Wei Feng, Zhang Yandong, Geng Li, Zhang Ping, Wang Guangyi, Liu Yan
Department of Hepatobiliary and Pancreas Surgery, the First Hospital, Jilin University, Changchun 130021, China.
Department of General Surgery, the Second Hospital of Jilin University, Changchun 130041, China.
Int J Mol Sci. 2015 Feb 3;16(2):3267-82. doi: 10.3390/ijms16023267.
The mammalian target of rapamycin (mTOR) is dysregulated in diverse cancers and contributes to tumor progression and drug resistance. The first generation of mTOR inhibitors have failed to show clinical efficiency in treating pancreatic cancers due in part to the feedback relief of the insulin-like growth factor-1 receptor (IGF-1R)-AKT signaling pathway. The second generation of mTOR inhibitors, such as AZD8055, could inhibit AKT activation upon mTOR complex 2 (mTORC2) inhibition. However, whether this generation of mTOR inhibitors can obtain satisfactory activities in pancreatic cancer therapy remains unclear. In this study, we found AZD8055 did not show great improvement compared with everolimus, AZD8055 induced a temporal inhibition of AKT kinase activities and AKT was then rephosphorylated. Additionally, we found that AZD8055-induced transient AKT inhibition increased the expression and activation of epidermal growth factor receptor (EGFR) by releasing its transcriptional factors Fork-head box O 1/3a (FoxO1/3a), which might contribute to cell resistance to AZD8055. The in vitro and in vivo experiments further indicated the combination of AZD8055 and erlotinib synergistically inhibited the mTORC1/C2 signaling pathway, EGFR/AKT feedback activation, and cell growth, as well as suppressed the progression of pancreatic cancer in a xenograft model. This study provides a rationale and strategy for overcoming AZD8055 resistance by a combined treatment with the EGFR inhibitor erlotinib in pancreatic cancer therapy.

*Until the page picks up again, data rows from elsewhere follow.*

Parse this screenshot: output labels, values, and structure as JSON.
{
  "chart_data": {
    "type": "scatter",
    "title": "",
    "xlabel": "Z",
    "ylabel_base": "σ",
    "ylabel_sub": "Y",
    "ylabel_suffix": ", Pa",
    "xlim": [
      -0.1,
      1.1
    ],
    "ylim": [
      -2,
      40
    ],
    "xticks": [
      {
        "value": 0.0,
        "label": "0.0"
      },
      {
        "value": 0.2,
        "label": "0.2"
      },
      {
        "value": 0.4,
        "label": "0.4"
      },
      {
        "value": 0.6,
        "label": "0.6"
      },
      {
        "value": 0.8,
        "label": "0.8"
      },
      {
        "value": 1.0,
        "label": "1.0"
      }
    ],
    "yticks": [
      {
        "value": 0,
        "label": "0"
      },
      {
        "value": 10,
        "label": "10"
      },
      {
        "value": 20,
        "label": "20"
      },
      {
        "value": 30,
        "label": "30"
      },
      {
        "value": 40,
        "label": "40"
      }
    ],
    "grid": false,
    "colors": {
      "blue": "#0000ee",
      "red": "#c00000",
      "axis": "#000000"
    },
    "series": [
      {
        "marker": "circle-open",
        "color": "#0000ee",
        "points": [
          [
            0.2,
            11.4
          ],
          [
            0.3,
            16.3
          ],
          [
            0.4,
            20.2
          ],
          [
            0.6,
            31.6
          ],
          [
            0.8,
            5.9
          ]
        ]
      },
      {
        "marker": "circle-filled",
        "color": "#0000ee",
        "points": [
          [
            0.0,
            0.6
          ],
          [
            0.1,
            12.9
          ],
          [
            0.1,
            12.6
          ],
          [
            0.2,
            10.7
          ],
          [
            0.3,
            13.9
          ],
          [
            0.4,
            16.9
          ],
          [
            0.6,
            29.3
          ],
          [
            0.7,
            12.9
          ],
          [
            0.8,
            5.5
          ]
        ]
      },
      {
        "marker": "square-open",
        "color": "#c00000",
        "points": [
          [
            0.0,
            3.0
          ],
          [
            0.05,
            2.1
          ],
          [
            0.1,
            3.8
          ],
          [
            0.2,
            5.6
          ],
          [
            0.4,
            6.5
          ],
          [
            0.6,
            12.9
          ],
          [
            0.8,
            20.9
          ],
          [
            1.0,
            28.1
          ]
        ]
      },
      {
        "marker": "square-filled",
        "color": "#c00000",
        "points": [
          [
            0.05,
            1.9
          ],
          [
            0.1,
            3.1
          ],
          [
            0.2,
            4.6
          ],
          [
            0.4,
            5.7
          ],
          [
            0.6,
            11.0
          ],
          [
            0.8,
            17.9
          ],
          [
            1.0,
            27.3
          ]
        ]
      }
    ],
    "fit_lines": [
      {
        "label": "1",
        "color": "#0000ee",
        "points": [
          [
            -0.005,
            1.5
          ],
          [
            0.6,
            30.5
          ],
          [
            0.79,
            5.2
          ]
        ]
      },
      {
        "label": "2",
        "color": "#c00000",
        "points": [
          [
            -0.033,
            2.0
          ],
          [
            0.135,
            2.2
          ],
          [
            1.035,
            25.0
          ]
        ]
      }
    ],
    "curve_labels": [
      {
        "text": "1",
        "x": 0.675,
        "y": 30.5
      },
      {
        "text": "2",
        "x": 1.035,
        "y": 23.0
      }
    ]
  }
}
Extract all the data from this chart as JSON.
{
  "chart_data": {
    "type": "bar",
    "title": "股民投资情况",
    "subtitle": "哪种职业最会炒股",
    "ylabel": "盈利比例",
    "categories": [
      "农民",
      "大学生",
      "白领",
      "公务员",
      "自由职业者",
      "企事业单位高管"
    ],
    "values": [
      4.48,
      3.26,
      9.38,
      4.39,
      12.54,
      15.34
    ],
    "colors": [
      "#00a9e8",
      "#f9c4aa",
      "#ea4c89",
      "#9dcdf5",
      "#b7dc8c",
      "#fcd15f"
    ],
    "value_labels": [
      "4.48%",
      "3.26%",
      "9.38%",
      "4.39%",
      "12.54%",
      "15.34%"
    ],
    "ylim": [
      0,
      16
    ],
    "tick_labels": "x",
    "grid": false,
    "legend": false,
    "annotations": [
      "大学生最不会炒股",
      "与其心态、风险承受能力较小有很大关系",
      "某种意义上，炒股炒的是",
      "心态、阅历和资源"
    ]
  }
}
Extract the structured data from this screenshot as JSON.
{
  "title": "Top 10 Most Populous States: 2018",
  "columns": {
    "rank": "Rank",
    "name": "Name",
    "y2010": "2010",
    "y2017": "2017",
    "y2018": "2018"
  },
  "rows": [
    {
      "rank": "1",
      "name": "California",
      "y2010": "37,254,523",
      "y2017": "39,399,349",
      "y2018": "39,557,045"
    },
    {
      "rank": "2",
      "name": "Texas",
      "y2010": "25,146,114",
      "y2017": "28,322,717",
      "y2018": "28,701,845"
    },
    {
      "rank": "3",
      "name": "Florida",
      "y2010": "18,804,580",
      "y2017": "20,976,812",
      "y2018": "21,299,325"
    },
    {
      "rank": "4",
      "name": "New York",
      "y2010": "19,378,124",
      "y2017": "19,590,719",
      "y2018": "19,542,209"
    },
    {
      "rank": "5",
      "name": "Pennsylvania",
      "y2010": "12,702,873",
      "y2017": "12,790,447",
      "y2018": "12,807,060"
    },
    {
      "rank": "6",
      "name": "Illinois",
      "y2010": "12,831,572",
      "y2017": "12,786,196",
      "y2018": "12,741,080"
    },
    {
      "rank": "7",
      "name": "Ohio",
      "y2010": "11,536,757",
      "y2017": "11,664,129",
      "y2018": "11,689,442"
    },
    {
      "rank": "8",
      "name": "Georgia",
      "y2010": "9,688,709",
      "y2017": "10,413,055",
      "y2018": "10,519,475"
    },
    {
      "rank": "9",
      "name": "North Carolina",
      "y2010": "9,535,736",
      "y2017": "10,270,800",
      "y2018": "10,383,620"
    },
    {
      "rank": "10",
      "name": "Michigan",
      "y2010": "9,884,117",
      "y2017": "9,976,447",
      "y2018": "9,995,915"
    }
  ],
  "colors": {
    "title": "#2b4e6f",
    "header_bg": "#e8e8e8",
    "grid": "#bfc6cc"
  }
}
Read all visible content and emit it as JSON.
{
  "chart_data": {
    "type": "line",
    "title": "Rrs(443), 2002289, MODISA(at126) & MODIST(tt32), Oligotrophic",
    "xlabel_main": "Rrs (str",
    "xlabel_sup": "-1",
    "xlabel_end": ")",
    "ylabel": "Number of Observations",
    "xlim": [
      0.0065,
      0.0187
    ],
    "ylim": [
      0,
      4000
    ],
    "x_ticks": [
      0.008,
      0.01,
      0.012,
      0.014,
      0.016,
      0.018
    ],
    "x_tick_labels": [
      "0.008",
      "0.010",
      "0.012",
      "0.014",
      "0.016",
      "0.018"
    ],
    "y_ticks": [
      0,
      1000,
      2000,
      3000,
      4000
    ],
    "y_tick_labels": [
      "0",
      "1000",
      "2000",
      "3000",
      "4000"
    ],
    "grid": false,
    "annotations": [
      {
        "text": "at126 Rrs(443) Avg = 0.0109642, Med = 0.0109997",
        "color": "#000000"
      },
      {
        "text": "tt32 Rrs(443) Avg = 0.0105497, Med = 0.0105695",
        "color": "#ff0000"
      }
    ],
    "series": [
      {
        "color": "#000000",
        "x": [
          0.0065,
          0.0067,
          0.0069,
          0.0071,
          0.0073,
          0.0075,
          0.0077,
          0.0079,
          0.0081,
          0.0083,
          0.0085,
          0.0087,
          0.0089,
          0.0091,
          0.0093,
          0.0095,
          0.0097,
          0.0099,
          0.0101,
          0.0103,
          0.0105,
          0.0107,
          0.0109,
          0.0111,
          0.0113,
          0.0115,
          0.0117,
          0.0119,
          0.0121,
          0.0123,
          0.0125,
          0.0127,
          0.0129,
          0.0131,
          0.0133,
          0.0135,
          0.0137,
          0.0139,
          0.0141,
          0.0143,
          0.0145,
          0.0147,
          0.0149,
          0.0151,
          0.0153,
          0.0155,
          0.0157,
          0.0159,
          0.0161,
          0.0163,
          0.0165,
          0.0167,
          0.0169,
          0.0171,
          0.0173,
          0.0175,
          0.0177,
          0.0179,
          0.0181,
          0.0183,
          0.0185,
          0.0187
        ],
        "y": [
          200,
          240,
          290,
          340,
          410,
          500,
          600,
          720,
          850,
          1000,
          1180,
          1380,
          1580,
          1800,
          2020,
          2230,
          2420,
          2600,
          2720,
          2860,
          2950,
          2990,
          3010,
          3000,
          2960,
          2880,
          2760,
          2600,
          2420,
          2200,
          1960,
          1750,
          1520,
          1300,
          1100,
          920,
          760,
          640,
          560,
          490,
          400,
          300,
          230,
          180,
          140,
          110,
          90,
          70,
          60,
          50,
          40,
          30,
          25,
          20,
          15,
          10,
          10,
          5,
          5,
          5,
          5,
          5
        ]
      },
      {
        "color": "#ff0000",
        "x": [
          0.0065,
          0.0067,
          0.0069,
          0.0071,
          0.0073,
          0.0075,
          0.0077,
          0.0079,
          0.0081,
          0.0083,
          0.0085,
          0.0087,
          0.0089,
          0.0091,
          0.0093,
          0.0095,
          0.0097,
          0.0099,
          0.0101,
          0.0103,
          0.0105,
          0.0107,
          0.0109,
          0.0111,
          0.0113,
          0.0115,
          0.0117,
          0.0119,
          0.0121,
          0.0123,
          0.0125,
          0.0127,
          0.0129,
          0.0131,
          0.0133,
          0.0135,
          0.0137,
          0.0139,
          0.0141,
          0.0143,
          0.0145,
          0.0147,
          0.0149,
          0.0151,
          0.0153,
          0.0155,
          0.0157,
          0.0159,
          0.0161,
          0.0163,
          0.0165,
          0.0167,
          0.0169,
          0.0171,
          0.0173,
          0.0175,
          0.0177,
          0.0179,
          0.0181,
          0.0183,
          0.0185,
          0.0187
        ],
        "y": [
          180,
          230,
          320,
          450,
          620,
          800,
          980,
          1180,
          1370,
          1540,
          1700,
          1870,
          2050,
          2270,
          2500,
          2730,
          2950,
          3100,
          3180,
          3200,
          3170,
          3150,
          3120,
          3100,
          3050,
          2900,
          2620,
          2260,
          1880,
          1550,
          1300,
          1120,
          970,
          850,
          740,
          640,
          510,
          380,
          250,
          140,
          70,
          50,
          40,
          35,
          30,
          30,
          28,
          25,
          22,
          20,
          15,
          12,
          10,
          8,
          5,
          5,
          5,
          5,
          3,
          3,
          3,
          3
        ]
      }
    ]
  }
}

雷帕霉素哺乳动物靶蛋白(mTOR)在多种癌症中失调,促进肿瘤进展和耐药性。第一代mTOR抑制剂在治疗胰腺癌时未能显示出临床疗效,部分原因是胰岛素样生长因子-1受体(IGF-1R)-AKT信号通路的反馈性缓解。第二代mTOR抑制剂,如AZD8055,在抑制mTOR复合物2(mTORC2)时可抑制AKT激活。然而,这一代mTOR抑制剂在胰腺癌治疗中是否能获得令人满意的活性仍不清楚。在本研究中,我们发现与依维莫司相比,AZD8055没有显示出很大改善,AZD8055诱导了AKT激酶活性的短暂抑制,随后AKT被重新磷酸化。此外,我们发现AZD8055诱导的短暂AKT抑制通过释放其转录因子叉头框O 1/3a(FoxO1/3a)增加了表皮生长因子受体(EGFR)的表达和激活,这可能导致细胞对AZD8055产生抗性。体外和体内实验进一步表明,AZD8055与厄洛替尼联合使用可协同抑制mTORC1/C2信号通路、EGFR/AKT反馈激活和细胞生长,并在异种移植模型中抑制胰腺癌的进展。本研究为在胰腺癌治疗中通过与EGFR抑制剂厄洛替尼联合治疗克服AZD8055耐药性提供了理论依据和策略。